Zuerst war ihm, als würde überhaupt nichts passieren, aber dann begann doch etwas zu passieren, wenn es auch nur das war, dass ihm die Haare im Genick aufstanden.
„Sterano“, sagte er wieder, diesmal ganz leise, und die Haare stellten sich auf bis zur Stirn. Ein warmer Luftzug fuhr durch die Ausstellung, die Algenartigen flogen hoch und verwirrten sich ineinander, wie Stofffäden, die im falschen Waschmaschinenprogramm gelandet waren.
„Wo bist du, kann ich dich sehen?“
Der Hauch vor ihm drückte eine große Beule in die rotgepunkteten langblättrigen Pflanzen, fegte durch den Raum und baute sich als weiße Rauchsäule zwischen den roten Blättern auf.
Du würdest dich erschrecken, summte es in Rotams Ohren. Ich bin hässlich und unförmig, nimm mit meinem Atem vorlieb und sprich leise mit mir. Ich freue mich zwar, dass es jemanden gibt, der meine Hilfe sucht, aber es gibt noch mehr, die nur meine Asche wollen.
„Sterano“, sagte Rotam noch einmal leise.
Zauberwort, Rotam Vargun, bitte sei still! Ich atme deine Nähe, aber ich will nicht, dass ich dich das nächste Mal in einem eurer Kopf-Krankenhäuser besuchen muss.
„Ich möchte so viel von dir wissen!“
Hast du mich nur deswegen gerufen. Sollte ich mich so in dir getäuscht haben?
„Nein, das ist es nicht, weswegen ich dich hier haben möchte. Es ist wegen Sell. Ich möchte, dass du Sell hilfst. Gib’ ihr einen Hauch von deiner Kraft! Und wenn es nur für heute ist. Für dieses Vorstellungsgespräch. Einfach, damit sie nicht zittert. Damit es ihr im unpassenden Moment nicht die Sprache verschlägt.“
Rotam sah wieder die roten Blätter fliegen, seltsame Formen beschreiben, den weißen Rauch auf und nieder steigen.
Lass mich sehen, was ich für euch tun kann, hörte er undeutlich, dann wurde der Rauch still, Sell kam gerannt.

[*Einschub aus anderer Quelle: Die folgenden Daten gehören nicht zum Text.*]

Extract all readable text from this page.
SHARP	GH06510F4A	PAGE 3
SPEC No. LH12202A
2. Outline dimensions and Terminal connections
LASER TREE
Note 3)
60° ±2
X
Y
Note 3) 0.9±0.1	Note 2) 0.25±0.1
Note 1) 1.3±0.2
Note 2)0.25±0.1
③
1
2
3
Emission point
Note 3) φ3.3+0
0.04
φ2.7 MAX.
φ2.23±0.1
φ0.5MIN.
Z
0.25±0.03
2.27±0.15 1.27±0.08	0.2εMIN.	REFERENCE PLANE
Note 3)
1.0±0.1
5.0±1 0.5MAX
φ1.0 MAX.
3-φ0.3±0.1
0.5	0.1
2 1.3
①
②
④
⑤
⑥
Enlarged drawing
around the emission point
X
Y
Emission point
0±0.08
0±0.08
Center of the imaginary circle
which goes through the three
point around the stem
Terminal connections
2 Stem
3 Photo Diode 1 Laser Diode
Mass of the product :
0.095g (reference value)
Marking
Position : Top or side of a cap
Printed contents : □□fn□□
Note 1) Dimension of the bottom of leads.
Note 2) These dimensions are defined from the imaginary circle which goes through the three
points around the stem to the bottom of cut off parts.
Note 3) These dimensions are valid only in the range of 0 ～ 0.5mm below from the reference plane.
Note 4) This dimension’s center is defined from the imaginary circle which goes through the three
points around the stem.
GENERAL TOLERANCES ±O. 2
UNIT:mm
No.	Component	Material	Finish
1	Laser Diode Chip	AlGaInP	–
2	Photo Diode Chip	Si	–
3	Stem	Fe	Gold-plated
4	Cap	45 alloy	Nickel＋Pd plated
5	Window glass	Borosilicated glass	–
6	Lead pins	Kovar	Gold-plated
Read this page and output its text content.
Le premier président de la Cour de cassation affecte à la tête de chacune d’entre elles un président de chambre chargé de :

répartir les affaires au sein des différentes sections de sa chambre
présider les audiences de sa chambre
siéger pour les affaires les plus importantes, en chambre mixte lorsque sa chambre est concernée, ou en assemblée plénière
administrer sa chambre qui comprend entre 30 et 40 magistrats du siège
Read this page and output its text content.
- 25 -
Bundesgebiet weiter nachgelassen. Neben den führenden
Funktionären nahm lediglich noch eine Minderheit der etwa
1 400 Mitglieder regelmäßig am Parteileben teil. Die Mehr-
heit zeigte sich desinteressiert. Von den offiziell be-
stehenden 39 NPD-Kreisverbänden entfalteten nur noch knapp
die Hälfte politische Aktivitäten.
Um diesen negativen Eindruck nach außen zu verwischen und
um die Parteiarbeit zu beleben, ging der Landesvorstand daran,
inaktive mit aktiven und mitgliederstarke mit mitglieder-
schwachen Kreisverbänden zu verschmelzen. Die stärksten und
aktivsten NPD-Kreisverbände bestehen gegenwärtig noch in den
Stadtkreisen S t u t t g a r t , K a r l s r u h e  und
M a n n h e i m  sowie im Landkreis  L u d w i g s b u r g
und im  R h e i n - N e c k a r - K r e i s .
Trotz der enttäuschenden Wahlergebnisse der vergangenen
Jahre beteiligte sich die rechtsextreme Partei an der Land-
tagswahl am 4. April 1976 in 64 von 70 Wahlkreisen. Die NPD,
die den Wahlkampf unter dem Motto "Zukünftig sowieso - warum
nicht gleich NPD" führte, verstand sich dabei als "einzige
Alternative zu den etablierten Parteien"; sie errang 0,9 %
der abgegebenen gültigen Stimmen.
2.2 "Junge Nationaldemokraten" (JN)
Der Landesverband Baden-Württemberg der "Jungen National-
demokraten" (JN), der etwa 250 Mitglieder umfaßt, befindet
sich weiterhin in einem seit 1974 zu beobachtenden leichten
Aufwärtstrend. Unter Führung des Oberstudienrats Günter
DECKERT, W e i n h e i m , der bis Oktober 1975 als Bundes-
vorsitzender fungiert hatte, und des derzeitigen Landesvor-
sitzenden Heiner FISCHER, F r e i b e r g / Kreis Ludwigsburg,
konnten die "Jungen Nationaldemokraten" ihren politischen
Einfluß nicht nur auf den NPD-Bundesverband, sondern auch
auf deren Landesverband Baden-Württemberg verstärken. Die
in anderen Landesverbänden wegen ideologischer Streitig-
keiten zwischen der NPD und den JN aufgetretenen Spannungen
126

Sie war außer Atem, sie hatte wirklich die Mappe mit ihren Arbeiten dabei und lief, ohne darauf zu achten, mitten in den weißen Rauch hinein, aber sie schüttelte sich nur einen Moment, als hätte sie einen Spritzer kalten Wassers abbekommen. Der weiße Rauch war weg. Auch die rotgesprenkelten Blätter hatten sich beruhigt. Sie wehten nur noch etwas nach, als wären sie elektrisch, und Sell ein Magnet, das sie anzog.
Rotam ging auf sie zu, nahm ihr die Mappe ab, nahm ihre Hand und während er Sell mehr vorwärts zog, als neben ihr ging, da sprang der Hauch von ihrem Arm zu seinem Arm und das Ziehen wurde leichter.
„Sell“, sagte Rotam. „Geht’s jetzt besser?“
„Wo werden wir hingehen?“
Rotam blieb abrupt stehen. Der Unterschied war einfach zu krass. Er sah sie an, und er wusste nicht mehr, wen er vor sich hatte. Um sie herum war immer noch die Ausstellung, aber Rotam hatte den Eindruck, als würden sich alle diese seltsamen Ausstellungsstücke nur ihnen zuwenden, als wäre Sell ein großes Licht.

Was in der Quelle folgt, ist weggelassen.